B sectional view, Figure 3 is a sectional view showing the measuring slit,
FIG. 4 is an enlarged sectional view showing the main parts of the fuel injection valve shown in FIG. 1, FIG. 5 is a sectional view taken along line CC in FIG.
1 is a block diagram showing the control unit shown in FIG. 1. FIG. DESCRIPTION OF SYMBOLS 1... Engine, 50... Fuel metering mechanism, 57... Metering slit, 70... Fuel injection valve, 71... Diaphragm, 72... Injection back pressure chamber, 73... Fuel chamber, 74...

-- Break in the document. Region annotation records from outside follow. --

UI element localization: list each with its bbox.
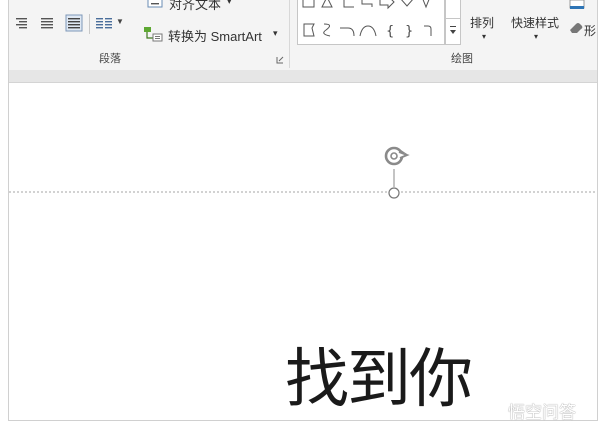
slide-canvas[interactable]: 找到你 [9, 83, 597, 420]
watermark-text: 悟空问答 [508, 403, 576, 423]
chevron-down-icon[interactable]: ▼ [116, 17, 124, 26]
ribbon-bottom-gap [9, 70, 597, 83]
rotate-handle-icon[interactable] [382, 143, 410, 171]
convert-smartart-label: 转换为 SmartArt [168, 29, 262, 44]
shapes-gallery-row1 [302, 0, 430, 10]
quick-styles-label: 快速样式 [511, 16, 560, 30]
shapes-gallery[interactable]: { } [297, 0, 445, 45]
svg-text:{: { [386, 24, 394, 39]
dialog-launcher-icon[interactable] [276, 56, 284, 64]
eraser-icon [570, 23, 583, 33]
powerpoint-window: ▼ 对齐文本 ▾ 转换为 SmartArt ▾ 段落 {} 排列 ▾ 快速样式… [8, 0, 598, 421]
paragraph-group-label: 段落 [99, 53, 121, 65]
shape-fill-button[interactable] [569, 0, 597, 12]
ribbon: ▼ 对齐文本 ▾ 转换为 SmartArt ▾ 段落 {} 排列 ▾ 快速样式… [9, 0, 597, 71]
gallery-scroll-divider [446, 18, 460, 19]
more-icon[interactable] [448, 24, 458, 36]
columns-icon[interactable] [95, 16, 113, 30]
align-text-label: 对齐文本 [169, 0, 222, 12]
smartart-icon [144, 27, 163, 42]
chevron-down-icon: ▾ [534, 32, 539, 41]
group-separator [289, 0, 290, 68]
arrange-label: 排列 [470, 16, 495, 30]
arrange-button[interactable]: 排列 ▾ [467, 8, 505, 44]
shape-outline-button[interactable]: 形 [569, 20, 597, 38]
quick-styles-button[interactable]: 快速样式 ▾ [509, 8, 567, 44]
chevron-down-icon: ▾ [482, 32, 487, 41]
convert-smartart-button[interactable]: 转换为 SmartArt ▾ [143, 25, 283, 44]
chevron-down-icon: ▾ [227, 0, 232, 6]
divider [89, 14, 90, 34]
svg-text:}: } [405, 24, 413, 39]
slide-textbox-content[interactable]: 找到你 [285, 339, 473, 420]
align-text-icon [147, 0, 163, 8]
watermark-logo-icon [478, 399, 504, 419]
distributed-icon[interactable] [65, 14, 83, 32]
chevron-down-icon: ▾ [273, 28, 278, 38]
shapes-gallery-row2: { } [303, 23, 432, 39]
drawing-group-label: 绘图 [451, 53, 473, 65]
justify-icon[interactable] [39, 16, 55, 30]
shape-fill-icon [569, 0, 585, 9]
gallery-scroll[interactable] [445, 0, 461, 45]
align-right-icon[interactable] [13, 16, 29, 30]
shape-fill-label: 形 [584, 24, 597, 38]
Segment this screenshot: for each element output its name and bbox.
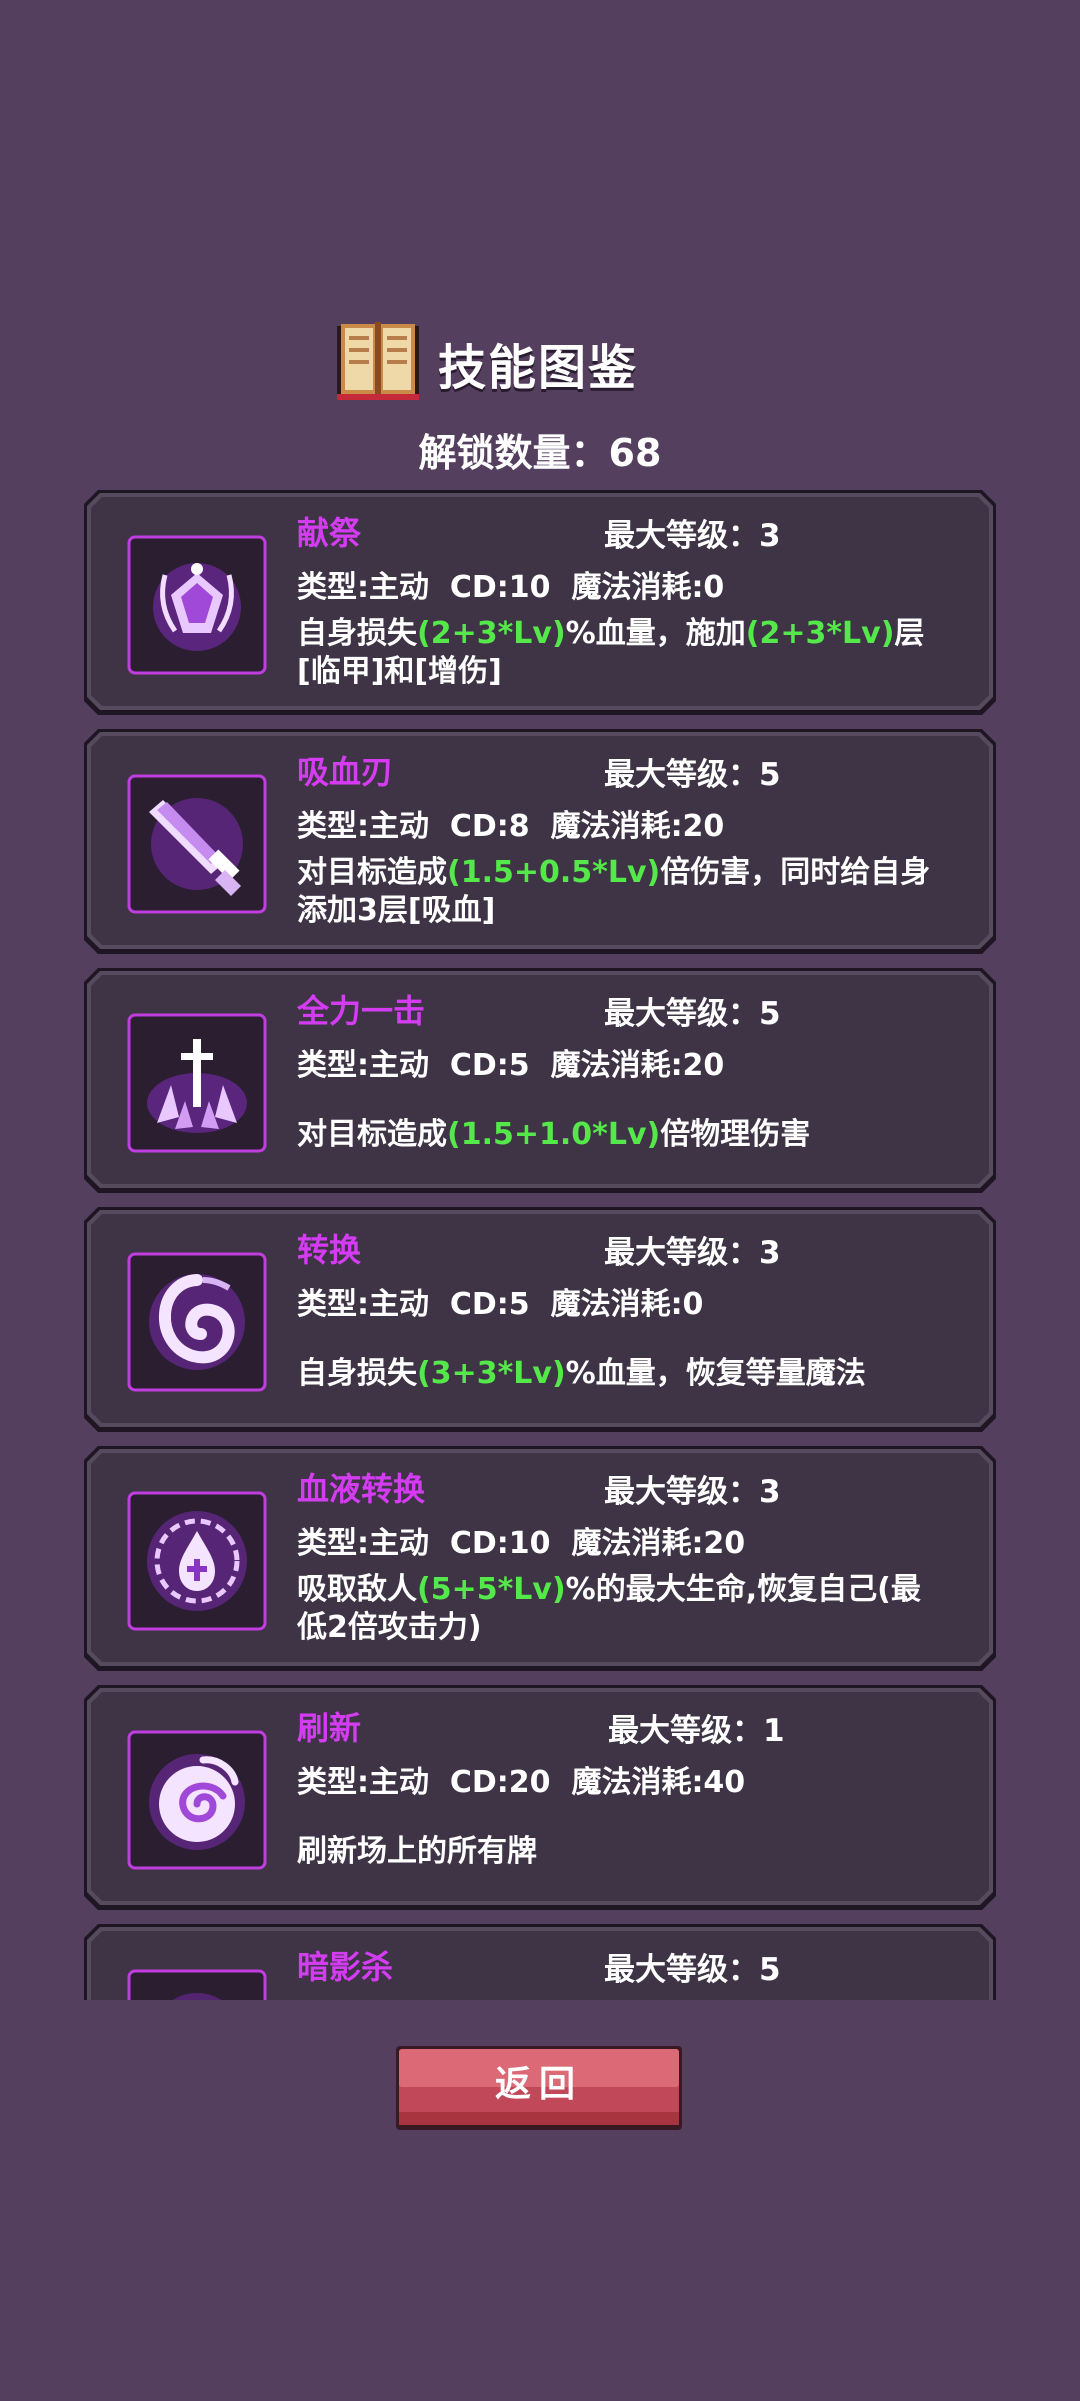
skill-list[interactable]: 献祭 最大等级：3 类型:主动 CD:10 魔法消耗:0 自身损失(2+3*Lv… xyxy=(84,490,996,2000)
max-level: 最大等级：5 xyxy=(604,996,781,1032)
desc-formula: (5+5*Lv) xyxy=(417,1572,566,1607)
skill-card[interactable]: 全力一击 最大等级：5 类型:主动 CD:5 魔法消耗:20 对目标造成(1.5… xyxy=(84,968,996,1193)
skill-name: 刷新 xyxy=(297,1709,362,1747)
skill-meta: 类型:主动 CD:5 魔法消耗:20 xyxy=(297,1048,725,1083)
skill-description: 吸取敌人(5+5*Lv)%的最大生命,恢复自己(最低2倍攻击力) xyxy=(297,1571,937,1647)
desc-text: 吸取敌人 xyxy=(297,1572,417,1607)
desc-text: %血量，恢复等量魔法 xyxy=(565,1356,866,1391)
unlock-count: 解锁数量：68 xyxy=(418,431,662,475)
desc-text: 自身损失 xyxy=(297,1356,417,1391)
max-level: 最大等级：3 xyxy=(604,1474,781,1510)
skill-name: 全力一击 xyxy=(297,992,426,1030)
shadow-icon xyxy=(127,1969,267,2000)
skill-card[interactable]: 暗影杀 最大等级：5 xyxy=(84,1924,996,2000)
desc-formula: (1.5+1.0*Lv) xyxy=(447,1117,661,1152)
skill-description: 刷新场上的所有牌 xyxy=(297,1833,937,1871)
skill-name: 血液转换 xyxy=(297,1470,426,1508)
blood-drop-icon xyxy=(127,1491,267,1631)
skill-card[interactable]: 吸血刃 最大等级：5 类型:主动 CD:8 魔法消耗:20 对目标造成(1.5+… xyxy=(84,729,996,954)
skill-name: 吸血刃 xyxy=(297,753,394,791)
sword-strike-icon xyxy=(127,1013,267,1153)
desc-formula: (3+3*Lv) xyxy=(417,1356,566,1391)
skill-card[interactable]: 献祭 最大等级：3 类型:主动 CD:10 魔法消耗:0 自身损失(2+3*Lv… xyxy=(84,490,996,715)
skill-name: 献祭 xyxy=(297,514,362,552)
desc-text: %血量，施加 xyxy=(565,616,746,651)
max-level: 最大等级：3 xyxy=(604,518,781,554)
max-level: 最大等级：1 xyxy=(608,1713,785,1749)
spiral-icon xyxy=(127,1730,267,1870)
header: 技能图鉴 xyxy=(0,320,1080,410)
book-icon xyxy=(337,322,419,400)
back-button-label: 返回 xyxy=(494,2064,583,2105)
skill-description: 对目标造成(1.5+0.5*Lv)倍伤害，同时给自身添加3层[吸血] xyxy=(297,854,937,930)
desc-text: 对目标造成 xyxy=(297,855,447,890)
desc-text: 自身损失 xyxy=(297,616,417,651)
skill-description: 自身损失(3+3*Lv)%血量，恢复等量魔法 xyxy=(297,1355,937,1393)
skill-card[interactable]: 血液转换 最大等级：3 类型:主动 CD:10 魔法消耗:20 吸取敌人(5+5… xyxy=(84,1446,996,1671)
skill-name: 转换 xyxy=(297,1231,362,1269)
skill-meta: 类型:主动 CD:10 魔法消耗:20 xyxy=(297,1526,746,1561)
page-title: 技能图鉴 xyxy=(438,340,639,396)
skill-meta: 类型:主动 CD:10 魔法消耗:0 xyxy=(297,570,725,605)
skill-meta: 类型:主动 CD:8 魔法消耗:20 xyxy=(297,809,725,844)
max-level: 最大等级：3 xyxy=(604,1235,781,1271)
skill-card[interactable]: 转换 最大等级：3 类型:主动 CD:5 魔法消耗:0 自身损失(3+3*Lv)… xyxy=(84,1207,996,1432)
skill-card[interactable]: 刷新 最大等级：1 类型:主动 CD:20 魔法消耗:40 刷新场上的所有牌 xyxy=(84,1685,996,1910)
skill-name: 暗影杀 xyxy=(297,1948,394,1986)
max-level: 最大等级：5 xyxy=(604,757,781,793)
skill-meta: 类型:主动 CD:5 魔法消耗:0 xyxy=(297,1287,704,1322)
desc-formula: (1.5+0.5*Lv) xyxy=(447,855,661,890)
skill-description: 自身损失(2+3*Lv)%血量，施加(2+3*Lv)层[临甲]和[增伤] xyxy=(297,615,937,691)
crowned-gem-icon xyxy=(127,535,267,675)
max-level: 最大等级：5 xyxy=(604,1952,781,1988)
desc-formula: (2+3*Lv) xyxy=(745,616,895,651)
skill-meta: 类型:主动 CD:20 魔法消耗:40 xyxy=(297,1765,746,1800)
blade-icon xyxy=(127,774,267,914)
desc-text: 对目标造成 xyxy=(297,1117,447,1152)
desc-text: 倍物理伤害 xyxy=(660,1117,811,1152)
desc-text: 刷新场上的所有牌 xyxy=(297,1834,537,1869)
swirl-icon xyxy=(127,1252,267,1392)
desc-formula: (2+3*Lv) xyxy=(417,616,566,651)
back-button[interactable]: 返回 xyxy=(396,2046,682,2130)
skill-description: 对目标造成(1.5+1.0*Lv)倍物理伤害 xyxy=(297,1116,937,1154)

Nozzle, 75... Needle, 76... Spring, 80... Constant differential pressure reducing valve, 81... Diaphragm, 82... Back pressure chamber,
83...Decompression chamber, 91, 92, 93, 94...Fuel pump, fuel filter, fuel tank, constant pressure valve forming a fuel supply mechanism.

Claims (1)

[Scope of Claims] 1. A fuel supply mechanism for supplying pressurized fuel, a fuel metering mechanism having a metering slit for metering fuel from the fuel supply mechanism according to the intake air flow rate, and a fuel metering mechanism on the downstream side of the metering slit. a fuel chamber arranged in the fuel chamber and into which the metered fuel is guided; an injection back pressure chamber partitioned from the fuel chamber by a diaphragm; a nozzle that injects fuel from the fuel chamber; a needle that opens and closes the nozzle by movement of the diaphragm; a fuel injection valve having a spring that biases the needle in a direction in which the nozzle is closed; and a back pressure chamber through which fuel having the same pressure as the fuel sent from the fuel supply mechanism to the metering slit is guided from the fuel supply mechanism. The back pressure chamber is divided by the back pressure chamber and a diaphragm, and is filled with fuel introduced from the fuel supply mechanism, and as the diaphragm moves, the pressure state of the fuel inside the back pressure chamber becomes lower than the pressure state of the fuel inside the back pressure chamber. a constant-difference pressure reducing valve having a pressure-reducing chamber that is controlled to be lowered by a predetermined amount; A fuel supply device for an engine, characterized in that the fuel in the decompression chamber is guided to the injection back pressure chamber to add the fuel to the injection back pressure chamber, and the valve opening pressure of the fuel injection valve is set.